President Buhari was speaking after a meeting with the governors of Nigeria's 36 states and Federal Capital Territory in Abuja who said they were more than $3 billion (2.6 billion euros) in debt. Buhari also claims that the previous administration of Goodluck Jonathan had left the treasury more or less empty.
DW: How is President Buhari going to recover the missing billions?
Lizzy Donnelly: The big question here is how he can even start. He is going to have to go back and review deals that were made, he will have to go back and review how transactions were carried out and how all this happened. This is extremely politically sensitive in Nigeria. It is very important but it will have to be managed with care. And it is the case that Nigeria is in financial difficulty, that the state governors are in debt, but part of this is about the so called missing billions from the Nigerian National Petroleum Corporation.
Is anybody prepared to estimate how much money he might be able to recover?
No, I think it is too soon to say. It is really about what money and from where. And it is a very important question for this government: how will he approach this? He is known for anti-corruption credentials but the approach to this will be critical, will he take a more of a punitive approach, will there be high level investigations and prosecutions for corrupt behavior in the past, will this be about improving transparency, accountability, performance of government departments in the future?
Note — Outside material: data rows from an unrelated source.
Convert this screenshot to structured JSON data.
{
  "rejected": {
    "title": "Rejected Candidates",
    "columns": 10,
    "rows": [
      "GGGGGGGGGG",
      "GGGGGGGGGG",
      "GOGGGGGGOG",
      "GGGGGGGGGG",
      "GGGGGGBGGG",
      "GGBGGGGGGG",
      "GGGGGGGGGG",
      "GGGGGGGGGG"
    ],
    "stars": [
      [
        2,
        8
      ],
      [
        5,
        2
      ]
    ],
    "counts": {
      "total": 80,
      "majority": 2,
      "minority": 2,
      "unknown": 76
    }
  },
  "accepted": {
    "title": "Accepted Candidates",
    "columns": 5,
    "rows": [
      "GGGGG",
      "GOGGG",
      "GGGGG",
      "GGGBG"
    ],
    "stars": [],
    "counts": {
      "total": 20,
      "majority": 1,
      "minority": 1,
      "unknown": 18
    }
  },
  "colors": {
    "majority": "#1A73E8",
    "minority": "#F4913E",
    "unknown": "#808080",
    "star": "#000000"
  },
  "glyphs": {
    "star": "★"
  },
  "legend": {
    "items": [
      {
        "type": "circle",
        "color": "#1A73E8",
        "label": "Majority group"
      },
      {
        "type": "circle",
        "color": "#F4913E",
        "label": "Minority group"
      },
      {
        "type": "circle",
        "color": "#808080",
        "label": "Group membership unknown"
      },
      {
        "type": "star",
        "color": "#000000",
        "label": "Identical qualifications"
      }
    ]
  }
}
These are really important questions.
What shape or form are those investigations likely to take? We are assuming that he is serious about fighting corruption.
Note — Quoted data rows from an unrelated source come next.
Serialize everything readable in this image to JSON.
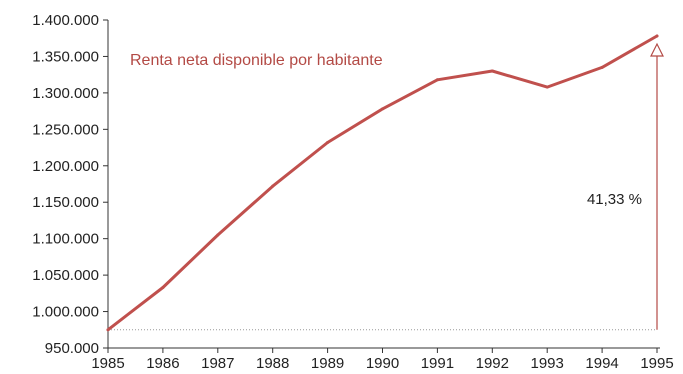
{
  "chart_data": {
    "type": "line",
    "x": [
      1985,
      1986,
      1987,
      1988,
      1989,
      1990,
      1991,
      1992,
      1993,
      1994,
      1995
    ],
    "series": [
      {
        "name": "Renta neta disponible por habitante",
        "values": [
          975000,
          1033000,
          1105000,
          1172000,
          1232000,
          1278000,
          1318000,
          1330000,
          1308000,
          1335000,
          1378000
        ]
      }
    ],
    "x_tick_labels": [
      "1985",
      "1986",
      "1987",
      "1988",
      "1989",
      "1990",
      "1991",
      "1992",
      "1993",
      "1994",
      "1995"
    ],
    "y_tick_values": [
      950000,
      1000000,
      1050000,
      1100000,
      1150000,
      1200000,
      1250000,
      1300000,
      1350000,
      1400000
    ],
    "y_tick_labels": [
      "950.000",
      "1.000.000",
      "1.050.000",
      "1.100.000",
      "1.150.000",
      "1.200.000",
      "1.250.000",
      "1.300.000",
      "1.350.000",
      "1.400.000"
    ],
    "ylim": [
      950000,
      1400000
    ],
    "xlim": [
      1985,
      1995
    ],
    "grid": false,
    "annotation": {
      "text": "41,33 %",
      "arrow_x": 1995,
      "arrow_from": 975000,
      "arrow_to": 1378000
    },
    "colors": {
      "line": "#c0504d",
      "label": "#b34a45",
      "arrow": "#b34a45",
      "axis": "#333333",
      "baseline": "#999999"
    }
  }
}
Yes, that is an assumption and it is an assumption that is well founded, based on his performance as military ruler in the 1980s. He took rather a heavy handed approach to anti-corruption. It is not clear yet what he will do with the tools at his disposal to progress such investigation. There is, of course the Economic and Financial Crimes Commission, it has yet to be seen what he will do with that. He is in a difficult condition, he may seek to rise above the politics inherent in this but it will at some point be perceived as political. He will need to tread very carefully but certainly Nigeria is in need of money. Its fiscal revenues have dropped significantly with the drop in the crude oil prices. It is certainly in need of greater transparency and efficiency and better performing government departments. But these are big steps to be taken. So he will need to proceed with caution, urgent and important as it is.
Is the fall in the price of oil the main reason for Nigeria's fiscal difficulties?
It is part of it, but no, at the peak of oil prices there were not particularly better development outcomes. This is more about the management of money than the availability of money. Now it is a problem that the coffers are nearly empty, civil servants do need to be paid and one of the big questions going forward for Nigeria on an anti-corruption drive is actually:how do you disincentivize corrupt activity?
Buhari says he wants to restore sanity to the financial system. Presumably this means persuading people to obey the rules when handling government money and staying on the right side of the law. Is that how you see it?
Yes, this will be very much about the rule of law and accountable governance. It will be about smart decision-making. There has been huge wastage in the past in Nigeria. So this is also about priorities, where do you spend your money? There are critical reforms that need to be taken forward, very expensive reforms.
Liz Donnelly is an expert on Nigeria at Chatham House, London.